Mistakes made during World War II, however, sowed the seeds of today's instability. He cited the founding of the United Nations, the formation and subsequent abandonment of Israel and the U.S. allowing Iran to take over oil wells in 1951 as causes for fueling terrorism and lawlessness in the area.

"America is allowing the Middle East to be taken over by barbarians who deny everyone else rights," Lewis said. "If you let that bully take your lunch Thursday, how many bullies will be lined up on day two? This indicates just how weak and pathetic the U.S. foreign policy had become."

Lewis listed an eruption of terrorist attacks from the kidnapping and eventual killing of Israeli athletes at the 1972 Olympics, the bombing of Pan Am Flight 103 over Lockerbie, Scotland and the Iran hostage crisis in the mid-1980s and said they could have been prevented if the United States had taken action.

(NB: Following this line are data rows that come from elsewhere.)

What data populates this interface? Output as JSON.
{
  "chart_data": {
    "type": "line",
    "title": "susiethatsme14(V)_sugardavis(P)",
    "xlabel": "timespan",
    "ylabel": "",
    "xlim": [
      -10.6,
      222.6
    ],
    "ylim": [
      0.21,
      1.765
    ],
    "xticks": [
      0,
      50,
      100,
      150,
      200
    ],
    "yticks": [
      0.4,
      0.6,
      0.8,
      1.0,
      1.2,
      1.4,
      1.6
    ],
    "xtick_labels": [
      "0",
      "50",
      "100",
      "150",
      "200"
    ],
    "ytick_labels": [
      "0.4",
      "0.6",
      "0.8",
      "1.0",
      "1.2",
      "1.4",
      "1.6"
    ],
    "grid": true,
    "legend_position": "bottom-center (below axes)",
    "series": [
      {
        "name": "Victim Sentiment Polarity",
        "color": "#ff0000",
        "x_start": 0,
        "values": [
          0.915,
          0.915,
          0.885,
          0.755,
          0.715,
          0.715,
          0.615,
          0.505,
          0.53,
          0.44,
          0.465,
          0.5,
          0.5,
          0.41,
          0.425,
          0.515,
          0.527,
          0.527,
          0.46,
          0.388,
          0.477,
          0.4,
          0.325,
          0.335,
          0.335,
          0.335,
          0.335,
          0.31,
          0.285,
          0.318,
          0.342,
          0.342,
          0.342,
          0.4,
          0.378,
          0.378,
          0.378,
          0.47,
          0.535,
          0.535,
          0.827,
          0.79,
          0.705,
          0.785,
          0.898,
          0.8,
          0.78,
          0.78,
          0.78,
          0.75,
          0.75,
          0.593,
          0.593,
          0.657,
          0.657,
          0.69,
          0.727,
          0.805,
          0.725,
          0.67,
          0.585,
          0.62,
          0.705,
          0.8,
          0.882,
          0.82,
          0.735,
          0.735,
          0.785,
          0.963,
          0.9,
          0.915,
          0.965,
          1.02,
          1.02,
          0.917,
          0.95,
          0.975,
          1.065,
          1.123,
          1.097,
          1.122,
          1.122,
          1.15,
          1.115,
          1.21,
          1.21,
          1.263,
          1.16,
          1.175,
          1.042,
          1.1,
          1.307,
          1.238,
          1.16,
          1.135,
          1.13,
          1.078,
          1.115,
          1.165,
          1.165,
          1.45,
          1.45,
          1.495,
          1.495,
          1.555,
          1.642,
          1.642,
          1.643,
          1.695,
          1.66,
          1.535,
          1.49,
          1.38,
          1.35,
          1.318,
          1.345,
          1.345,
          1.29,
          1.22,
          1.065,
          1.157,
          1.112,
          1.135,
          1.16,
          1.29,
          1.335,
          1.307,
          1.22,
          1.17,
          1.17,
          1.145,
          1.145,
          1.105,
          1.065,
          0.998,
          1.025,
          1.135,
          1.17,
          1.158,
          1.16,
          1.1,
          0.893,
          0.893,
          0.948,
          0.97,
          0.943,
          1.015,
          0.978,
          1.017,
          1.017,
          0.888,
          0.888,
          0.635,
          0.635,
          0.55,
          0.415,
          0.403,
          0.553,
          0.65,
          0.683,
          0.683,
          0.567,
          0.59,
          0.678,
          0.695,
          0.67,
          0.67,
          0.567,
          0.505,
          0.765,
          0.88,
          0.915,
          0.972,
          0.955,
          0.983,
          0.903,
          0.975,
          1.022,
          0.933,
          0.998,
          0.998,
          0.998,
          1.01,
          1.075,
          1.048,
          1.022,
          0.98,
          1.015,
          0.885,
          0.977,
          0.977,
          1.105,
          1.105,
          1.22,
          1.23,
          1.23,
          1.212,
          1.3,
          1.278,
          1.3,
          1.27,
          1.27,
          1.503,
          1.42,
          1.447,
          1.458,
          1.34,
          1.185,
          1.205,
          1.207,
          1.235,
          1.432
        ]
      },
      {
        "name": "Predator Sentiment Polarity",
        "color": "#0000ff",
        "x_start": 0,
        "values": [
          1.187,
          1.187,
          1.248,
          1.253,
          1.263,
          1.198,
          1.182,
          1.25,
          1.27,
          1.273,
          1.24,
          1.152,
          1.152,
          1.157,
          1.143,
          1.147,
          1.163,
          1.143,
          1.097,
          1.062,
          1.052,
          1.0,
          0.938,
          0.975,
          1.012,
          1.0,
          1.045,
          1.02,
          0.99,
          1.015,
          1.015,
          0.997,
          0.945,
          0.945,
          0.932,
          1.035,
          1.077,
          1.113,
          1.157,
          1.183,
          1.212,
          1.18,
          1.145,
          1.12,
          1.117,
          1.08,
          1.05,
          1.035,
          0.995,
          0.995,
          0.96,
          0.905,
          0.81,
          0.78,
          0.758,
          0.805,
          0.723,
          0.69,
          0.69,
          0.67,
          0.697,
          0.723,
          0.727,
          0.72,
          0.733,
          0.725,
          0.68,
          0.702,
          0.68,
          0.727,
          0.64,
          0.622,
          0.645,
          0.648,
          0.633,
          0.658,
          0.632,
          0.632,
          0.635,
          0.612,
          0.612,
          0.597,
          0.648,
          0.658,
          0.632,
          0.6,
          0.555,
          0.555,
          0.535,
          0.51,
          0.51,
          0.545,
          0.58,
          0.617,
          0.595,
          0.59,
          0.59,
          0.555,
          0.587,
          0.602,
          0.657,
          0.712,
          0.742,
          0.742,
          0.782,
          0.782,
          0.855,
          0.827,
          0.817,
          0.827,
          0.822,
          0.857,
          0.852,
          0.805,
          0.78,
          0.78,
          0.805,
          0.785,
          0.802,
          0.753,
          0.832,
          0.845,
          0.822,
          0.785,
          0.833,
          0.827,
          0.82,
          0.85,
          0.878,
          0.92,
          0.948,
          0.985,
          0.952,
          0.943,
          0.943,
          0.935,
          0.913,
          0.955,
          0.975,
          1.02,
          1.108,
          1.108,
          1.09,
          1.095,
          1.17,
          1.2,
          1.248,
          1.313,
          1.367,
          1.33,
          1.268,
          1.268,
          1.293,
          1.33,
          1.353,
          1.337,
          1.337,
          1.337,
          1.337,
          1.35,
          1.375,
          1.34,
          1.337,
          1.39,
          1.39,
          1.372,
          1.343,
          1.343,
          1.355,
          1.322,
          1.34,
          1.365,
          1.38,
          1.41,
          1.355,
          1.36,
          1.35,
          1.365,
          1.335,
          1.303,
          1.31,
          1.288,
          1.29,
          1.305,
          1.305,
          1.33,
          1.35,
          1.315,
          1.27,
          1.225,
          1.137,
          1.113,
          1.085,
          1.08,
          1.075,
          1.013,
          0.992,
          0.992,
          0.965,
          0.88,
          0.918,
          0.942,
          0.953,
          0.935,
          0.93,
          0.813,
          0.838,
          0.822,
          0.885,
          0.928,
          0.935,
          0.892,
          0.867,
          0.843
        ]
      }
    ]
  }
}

He said the United States would have to take decisive and planned action against terrorism if it hopes to stop it.

"The most important first step is to learn that America has failed to act - we didn't understand that we had a fundamental right to protect our interests and those of individuals around the world," he said.

The event was billed as the semester's introductory meeting for the UNM Objectivist Society.

Founder Ryan Molecke called the group's philosophy radical capitalism.

"It's based on reason, the ethics of enlightened self-interest or egoism," he said. "We would argue that reason is the only means of gaining knowledge."